The parents said other videos show their son being physically abused but officials won’t give them copies. A DCFS spokesman said the agency has not reviewed any additional video involving Staley.
In some of the video footage, Sandy said, Staley was left unsupervised behind a locked door, with nobody watching from outside. “You just see the minutes roll and roll,” she said. “They can’t explain why my son was even in there.”
One video showed Staley in the office, calmly playing with a paper puppet, when staff moved him into the locked room, his mother said.
“You feel it in your heart. You see this little boy, sitting in a chair, waiting for his turn to go in the room,” Sandy said. “Then he gets put in a room for an hour with a locked door … This child hasn’t done anything wrong. It is messed up.”

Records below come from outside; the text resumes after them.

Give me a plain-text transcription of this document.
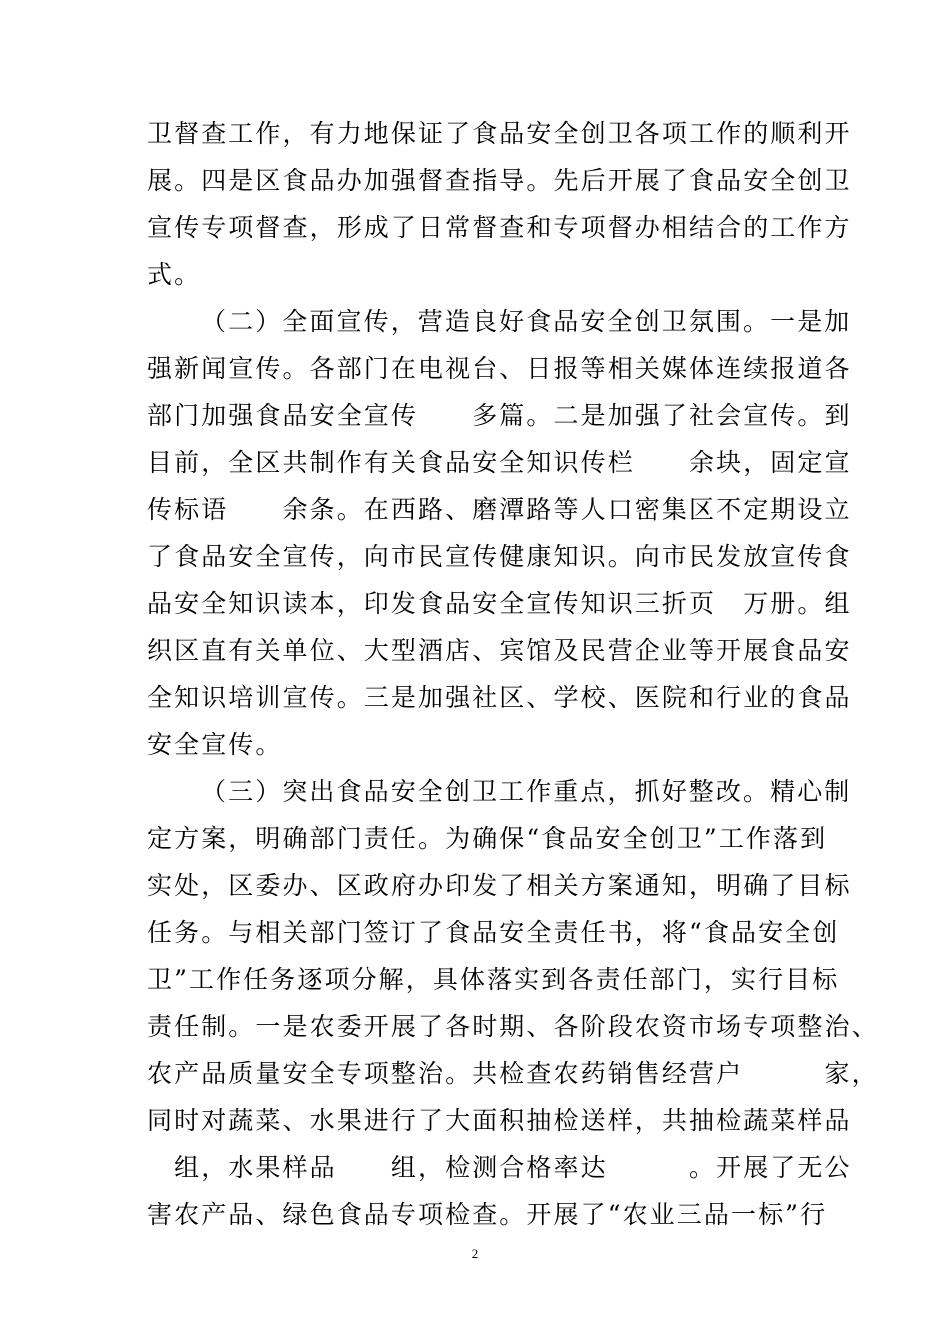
卫督查工作，有力地保证了食品安全创卫各项工作的顺利开
展。四是区食品办加强督查指导。先后开展了食品安全创卫
宣传专项督查，形成了日常督查和专项督办相结合的工作方
式。
（二）全面宣传，营造良好食品安全创卫氛围。一是加
强新闻宣传。各部门在电视台、日报等相关媒体连续报道各
部门加强食品安全宣传　　多篇。二是加强了社会宣传。到
目前，全区共制作有关食品安全知识传栏　　余块，固定宣
传标语　　余条。在西路、磨潭路等人口密集区不定期设立
了食品安全宣传，向市民宣传健康知识。向市民发放宣传食
品安全知识读本，印发食品安全宣传知识三折页　万册。组
织区直有关单位、大型酒店、宾馆及民营企业等开展食品安
全知识培训宣传。三是加强社区、学校、医院和行业的食品
安全宣传。
（三）突出食品安全创卫工作重点，抓好整改。精心制
定方案，明确部门责任。为确保“食品安全创卫”工作落到
实处，区委办、区政府办印发了相关方案通知，明确了目标
任务。与相关部门签订了食品安全责任书，将“食品安全创
卫”工作任务逐项分解，具体落实到各责任部门，实行目标
责任制。一是农委开展了各时期、各阶段农资市场专项整治、
农产品质量安全专项整治。共检查农药销售经营户　　　家，
同时对蔬菜、水果进行了大面积抽检送样，共抽检蔬菜样品
　组，水果样品　　组，检测合格率达　　　。开展了无公
害农产品、绿色食品专项检查。开展了“农业三品一标”行
2
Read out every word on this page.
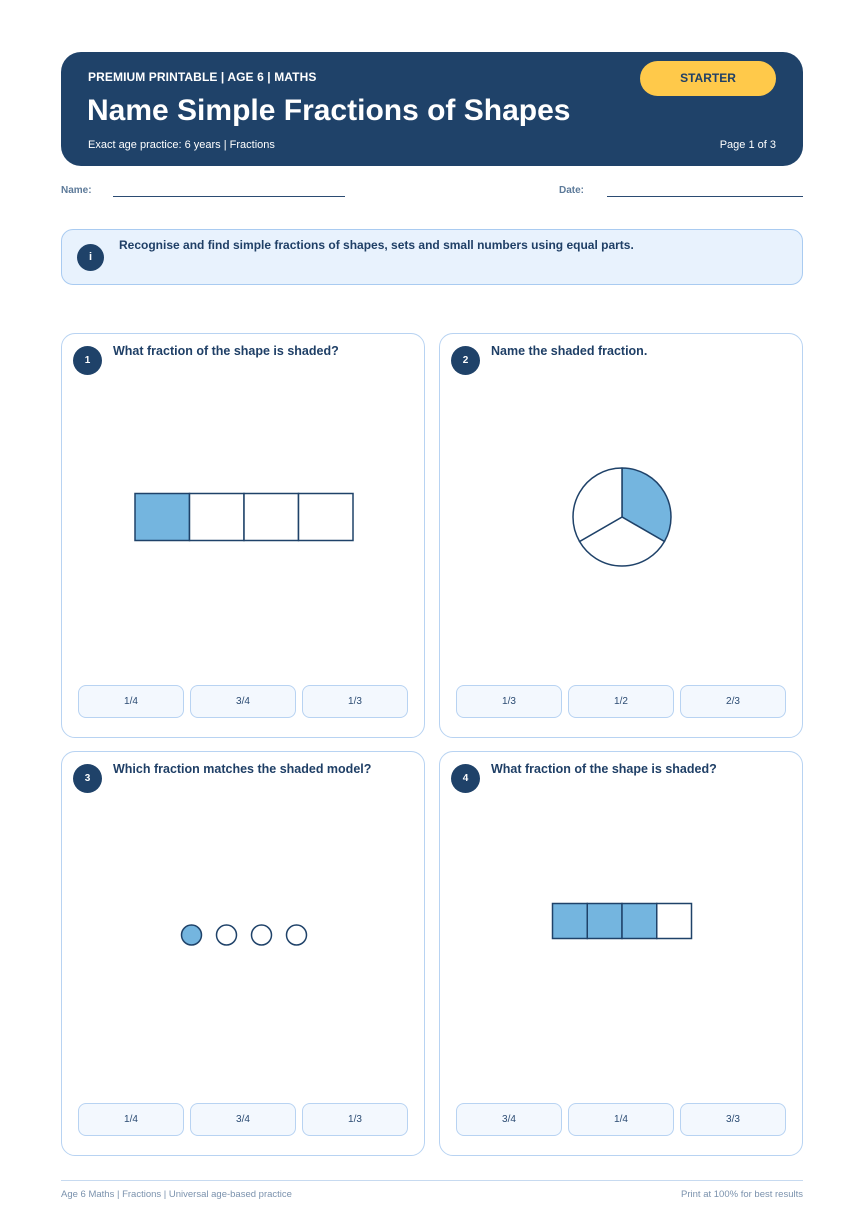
PREMIUM PRINTABLE | AGE 6 | MATHS
Name Simple Fractions of Shapes
Exact age practice: 6 years | Fractions	Page 1 of 3
STARTER
Name:	Date:
i
Recognise and find simple fractions of shapes, sets and small numbers using equal parts.
1
What fraction of the shape is shaded?
1/4	3/4	1/3
2
Name the shaded fraction.
1/3	1/2	2/3
3
Which fraction matches the shaded model?
1/4	3/4	1/3
4
What fraction of the shape is shaded?
3/4	1/4	3/3
Age 6 Maths | Fractions | Universal age-based practice	Print at 100% for best results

Sandy said she received three written notices documenting behavioral interventions during the nine weeks Staley attended Gages Lake last spring, two for isolated timeouts and one for physical restraint. Yet, when she later asked for Staley’s records, she learned he had been taken to the office more than 20 times. The family says it received no paperwork from the April 30 incident.
Staley is being home-schooled while his family looks for another placement for him. He doesn’t like to talk about his experiences at Gages Lake. His mother said that Staley, who is passionate about computers, sometimes says his “memory files got deleted.”
His mother keeps a folder of school documents and a journal of notes as she tries to determine what happened to him at the school. She still thinks about how he didn’t want to get on the school bus every morning and how he used to press his palm against the window as it drove away.